The Fair Housing Act of 1968 finally outlawed redlining and blockbusting, but the damage was done.  Between 1970 and 1990, the city’s population plummeted from 2 million to 1.5 million, the greatest decline in its history. Housing stock — much of it dating to the late-19th century — was deteriorating. Industrial jobs were disappearing.  Many of the children and grandchildren of the Great Migration pioneers who arrived from Georgia, South Carolina, and Virginia got swept up in the addiction and the violence.  More houses went vacant, left behind by residents who had passed away, moved back South (where federal laws aimed at dismantling Jim Crow were finally taking effect), or were serving time in jail. Abandoned houses became dens for criminal activity.  It wasn’t just people in the community who bought dope, Joe remembered. Middle class and wealthy whites drove in from the suburbs to get their fix, too. Gun shots rang out at night.  Drug dealers loafed on Joe’s stoop, and refused to move.

“Arm yourself if you need to,” Joe said of the situation.

In the late 1970s, Joe got a break for a job in Center City. He got a call from his wife’s aunt Gloria Shannon, who was working on the staff of the Orpheus Club near Rittenhouse Square. Before long, Joe was tending bar at Monday night rehearsals of the oldest mens’ singing group in America.  Club president Geoffrey Dougherty brought Joe to his house in Valley Forge to tend bar, and he quickly became close with his wife Nancy and children Win, Lydia, Bromley, and Ted.  He also helped get Joe bartending jobs at his old Penn fraternity, Saint Anthony Hall,  and at the Fourth Street Club at 15th and Latimer.

263 S. Van Pelt Street, across from the Orpheus Club, 1969.
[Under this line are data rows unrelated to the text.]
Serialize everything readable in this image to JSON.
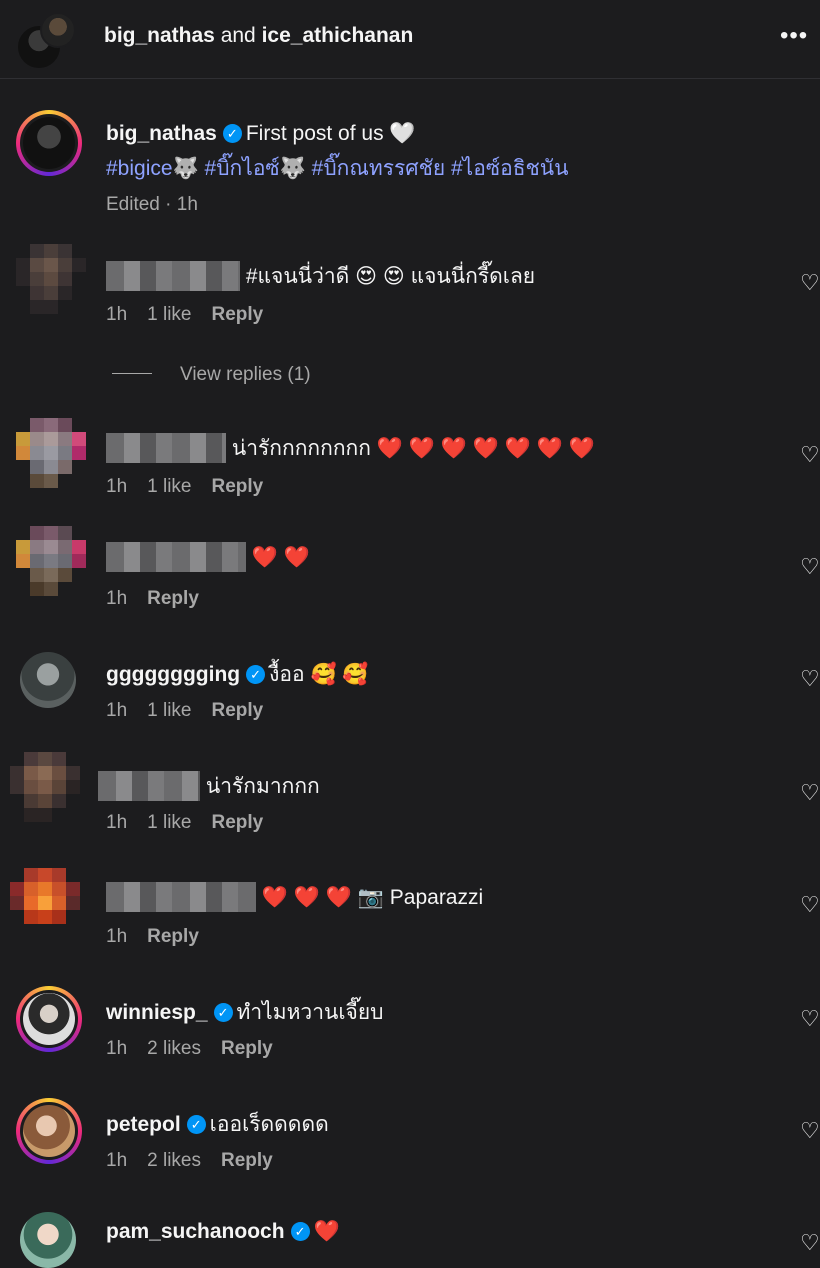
{
  "header": {
    "user1": "big_nathas",
    "and_text": " and ",
    "user2": "ice_athichanan",
    "more_icon": "more-horizontal-icon"
  },
  "caption": {
    "username": "big_nathas",
    "text": "First post of us 🤍",
    "hashtags": "#bigice🐺 #บิ๊กไอซ์🐺 #บิ๊กณทรรศชัย #ไอซ์อธิชนัน",
    "meta": "Edited · 1h"
  },
  "comments": [
    {
      "username": "",
      "text": "#แจนนี่ว่าดี 😍 😍 แจนนี่กรี๊ดเลย",
      "time": "1h",
      "likes": "1 like",
      "reply": "Reply",
      "view_replies": "View replies (1)"
    },
    {
      "username": "",
      "text": "น่ารักกกกกกกก ❤️ ❤️ ❤️ ❤️ ❤️ ❤️ ❤️",
      "time": "1h",
      "likes": "1 like",
      "reply": "Reply"
    },
    {
      "username": "",
      "text": "❤️ ❤️",
      "time": "1h",
      "likes": "",
      "reply": "Reply"
    },
    {
      "username": "gggggggging",
      "verified": true,
      "text": "งื้ออ 🥰 🥰",
      "time": "1h",
      "likes": "1 like",
      "reply": "Reply"
    },
    {
      "username": "",
      "text": "น่ารักมากกก",
      "time": "1h",
      "likes": "1 like",
      "reply": "Reply"
    },
    {
      "username": "",
      "text": "❤️ ❤️ ❤️ 📷 Paparazzi",
      "time": "1h",
      "likes": "",
      "reply": "Reply"
    },
    {
      "username": "winniesp_",
      "verified": true,
      "text": "ทำไมหวานเจี๊ยบ",
      "time": "1h",
      "likes": "2 likes",
      "reply": "Reply"
    },
    {
      "username": "petepol",
      "verified": true,
      "text": "เออเร็ดดดดด",
      "time": "1h",
      "likes": "2 likes",
      "reply": "Reply"
    },
    {
      "username": "pam_suchanooch",
      "verified": true,
      "text": "❤️",
      "time": "",
      "likes": "",
      "reply": ""
    }
  ],
  "verified_icon": "verified-badge-icon",
  "like_icon": "heart-outline-icon"
}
Joe Washington has worked at Orpheus for thirty years and tends bar at private parties all over town. He now lives with his wife at 61st and Vine, a few blocks north of the Market Street Elevated.  “Up the way” from the old neighborhood, as the former residents would say.  Joe believes the worst years of drugs and violence have passed.  “This new generation seems to have grown up,” he said. “They are more rooted in the community and are applying themselves, and there is less underage pregnancy.”  Starting in the 1990s, the city seized abandoned houses for back taxes, either selling them or tearing them down. After years of decline, new people are now moving into his neighborhood: immigrants from the Caribbean, Africa and South America, as well as more caucasian college students and young professionals.

Joe welcomes the influx of new arrivals. “West Philly hasn’t lost its soul,” he said with a smile as we parted at the intersection of 36th and Market. “It’s still a melting pot. It’s had its share of ups and downs. New people from all over are bringing a new vitality to it.”

Joe Washington in front of Hawthorne Hall. Photograph by Steven Ujifusa.